Apache Mesos is an open-source project to manage computer clusters. In this article we present one of its components called Executor and more specifically the Custom Executor. We also tell you why you should consider writing your own executor by giving examples of features that you can benefit from by taking more control over how tasks are executed. Our executor implementation is available at github.com/allegro/mesos-executor

TL;DR Apache Mesos is a great tool but in order to build a truly cloud native platform for microservices you need to get your hands dirty and write custom integrations with your ecosystem.

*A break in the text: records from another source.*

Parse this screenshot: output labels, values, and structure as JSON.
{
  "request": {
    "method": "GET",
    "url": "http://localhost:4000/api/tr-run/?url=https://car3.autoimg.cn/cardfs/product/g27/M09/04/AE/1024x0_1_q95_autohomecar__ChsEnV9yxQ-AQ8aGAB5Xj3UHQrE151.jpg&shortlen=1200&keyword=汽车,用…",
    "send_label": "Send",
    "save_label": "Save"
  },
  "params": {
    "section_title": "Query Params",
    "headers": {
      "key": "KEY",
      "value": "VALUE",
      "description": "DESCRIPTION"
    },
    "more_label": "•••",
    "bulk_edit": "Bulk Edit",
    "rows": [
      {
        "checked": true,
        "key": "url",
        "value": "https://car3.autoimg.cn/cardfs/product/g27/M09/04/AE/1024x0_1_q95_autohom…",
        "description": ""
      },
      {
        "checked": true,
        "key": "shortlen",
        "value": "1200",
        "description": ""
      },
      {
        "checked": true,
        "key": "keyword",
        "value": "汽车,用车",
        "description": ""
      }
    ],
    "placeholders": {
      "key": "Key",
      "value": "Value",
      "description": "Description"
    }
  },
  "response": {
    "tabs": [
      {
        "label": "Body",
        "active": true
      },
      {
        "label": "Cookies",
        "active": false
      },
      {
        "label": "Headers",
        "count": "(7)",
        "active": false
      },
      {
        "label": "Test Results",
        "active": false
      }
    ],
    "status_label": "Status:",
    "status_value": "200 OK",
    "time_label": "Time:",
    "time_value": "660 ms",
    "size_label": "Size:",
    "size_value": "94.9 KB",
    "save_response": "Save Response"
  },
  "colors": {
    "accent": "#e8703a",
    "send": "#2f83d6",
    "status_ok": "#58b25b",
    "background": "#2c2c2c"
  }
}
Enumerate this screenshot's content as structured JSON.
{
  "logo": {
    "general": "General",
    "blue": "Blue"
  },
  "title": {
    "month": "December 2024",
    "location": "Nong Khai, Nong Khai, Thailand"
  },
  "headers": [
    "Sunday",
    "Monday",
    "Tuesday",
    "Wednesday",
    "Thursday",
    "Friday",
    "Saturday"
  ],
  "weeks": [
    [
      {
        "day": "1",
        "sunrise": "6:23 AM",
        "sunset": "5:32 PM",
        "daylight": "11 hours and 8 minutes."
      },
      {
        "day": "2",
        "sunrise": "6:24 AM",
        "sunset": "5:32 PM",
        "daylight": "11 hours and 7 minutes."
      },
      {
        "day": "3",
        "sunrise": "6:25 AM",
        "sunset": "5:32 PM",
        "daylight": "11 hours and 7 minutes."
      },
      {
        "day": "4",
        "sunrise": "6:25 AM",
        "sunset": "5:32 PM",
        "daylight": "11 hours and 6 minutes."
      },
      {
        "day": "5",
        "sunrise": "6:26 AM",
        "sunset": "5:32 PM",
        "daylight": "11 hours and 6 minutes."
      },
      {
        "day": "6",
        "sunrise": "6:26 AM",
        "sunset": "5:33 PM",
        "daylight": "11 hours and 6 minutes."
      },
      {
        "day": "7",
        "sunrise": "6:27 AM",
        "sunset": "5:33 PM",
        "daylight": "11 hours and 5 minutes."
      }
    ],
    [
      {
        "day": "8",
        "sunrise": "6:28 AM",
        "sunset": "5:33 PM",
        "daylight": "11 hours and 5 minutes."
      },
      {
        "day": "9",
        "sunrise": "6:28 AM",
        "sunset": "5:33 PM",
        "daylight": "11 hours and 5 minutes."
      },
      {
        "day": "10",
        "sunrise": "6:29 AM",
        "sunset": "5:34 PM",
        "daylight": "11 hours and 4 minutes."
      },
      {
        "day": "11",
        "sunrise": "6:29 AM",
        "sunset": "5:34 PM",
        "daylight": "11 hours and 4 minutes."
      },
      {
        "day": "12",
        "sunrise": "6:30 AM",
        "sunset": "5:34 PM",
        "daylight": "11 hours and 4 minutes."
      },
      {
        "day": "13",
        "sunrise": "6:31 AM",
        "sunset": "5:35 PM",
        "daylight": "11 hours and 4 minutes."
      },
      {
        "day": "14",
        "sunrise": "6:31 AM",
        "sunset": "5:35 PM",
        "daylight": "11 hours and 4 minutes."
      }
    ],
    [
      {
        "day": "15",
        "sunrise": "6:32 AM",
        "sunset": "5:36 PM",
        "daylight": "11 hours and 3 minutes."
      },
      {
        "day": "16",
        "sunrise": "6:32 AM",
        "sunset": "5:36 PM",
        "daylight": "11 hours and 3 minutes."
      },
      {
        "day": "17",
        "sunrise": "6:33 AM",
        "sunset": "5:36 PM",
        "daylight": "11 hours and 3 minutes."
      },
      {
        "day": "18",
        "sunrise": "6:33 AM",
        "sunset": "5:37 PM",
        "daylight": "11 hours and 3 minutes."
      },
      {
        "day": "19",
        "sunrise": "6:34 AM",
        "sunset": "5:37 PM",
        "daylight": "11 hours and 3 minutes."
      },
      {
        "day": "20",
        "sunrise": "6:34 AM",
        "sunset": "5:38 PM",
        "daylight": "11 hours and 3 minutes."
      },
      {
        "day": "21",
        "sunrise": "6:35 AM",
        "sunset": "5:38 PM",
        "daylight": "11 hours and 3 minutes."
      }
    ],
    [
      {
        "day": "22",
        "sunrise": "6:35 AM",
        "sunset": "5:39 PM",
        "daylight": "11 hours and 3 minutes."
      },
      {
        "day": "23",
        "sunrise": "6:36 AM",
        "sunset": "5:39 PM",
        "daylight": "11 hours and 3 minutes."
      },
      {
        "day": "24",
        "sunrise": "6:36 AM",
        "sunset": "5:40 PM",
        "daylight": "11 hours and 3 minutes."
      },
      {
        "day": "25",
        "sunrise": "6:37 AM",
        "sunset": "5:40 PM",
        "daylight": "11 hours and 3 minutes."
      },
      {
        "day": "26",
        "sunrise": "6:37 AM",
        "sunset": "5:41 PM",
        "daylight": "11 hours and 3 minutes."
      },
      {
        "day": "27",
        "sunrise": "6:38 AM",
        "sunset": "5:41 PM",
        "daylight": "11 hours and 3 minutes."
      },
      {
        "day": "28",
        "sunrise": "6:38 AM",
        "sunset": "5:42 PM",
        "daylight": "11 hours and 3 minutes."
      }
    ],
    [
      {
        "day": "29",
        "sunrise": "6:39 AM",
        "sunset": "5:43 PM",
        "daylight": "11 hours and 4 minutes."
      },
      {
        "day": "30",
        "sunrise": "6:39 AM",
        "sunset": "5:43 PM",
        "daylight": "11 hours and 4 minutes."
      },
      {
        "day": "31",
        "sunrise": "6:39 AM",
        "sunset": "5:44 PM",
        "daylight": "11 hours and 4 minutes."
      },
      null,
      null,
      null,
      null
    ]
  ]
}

If you are familiar with Apache Mesos, skip introduction

Apache Mesos

“Sixty-four cores or 128 cores on a single chip look a lot like 64 machines or 128 machines in a data center.” – Ben Hindman

Apache Mesos is a tool to abstract your data center resources. In contrast to many container orchestrators such as Kubernetes, Nomad or Swarm, Mesos makes use of two-level scheduling. This means Mesos is responsible only for offering resources to higher level applications called frameworks or schedulers. It’s up to a framework if it accepts an offer or declines it.

Mesos development originates from Berkeley University. The idea was not totally new. Google already had a similar system called Borg for some time. Rapid development of Mesos started when one of its creators – Ben Hindman gave a talk at Twitter presenting Mesos – then development got a boost. Twitter employed Ben and decided to use Mesos as a resource management system and to build a dedicated framework – Aurora. Both projects were donated to Apache foundation and became top-level projects.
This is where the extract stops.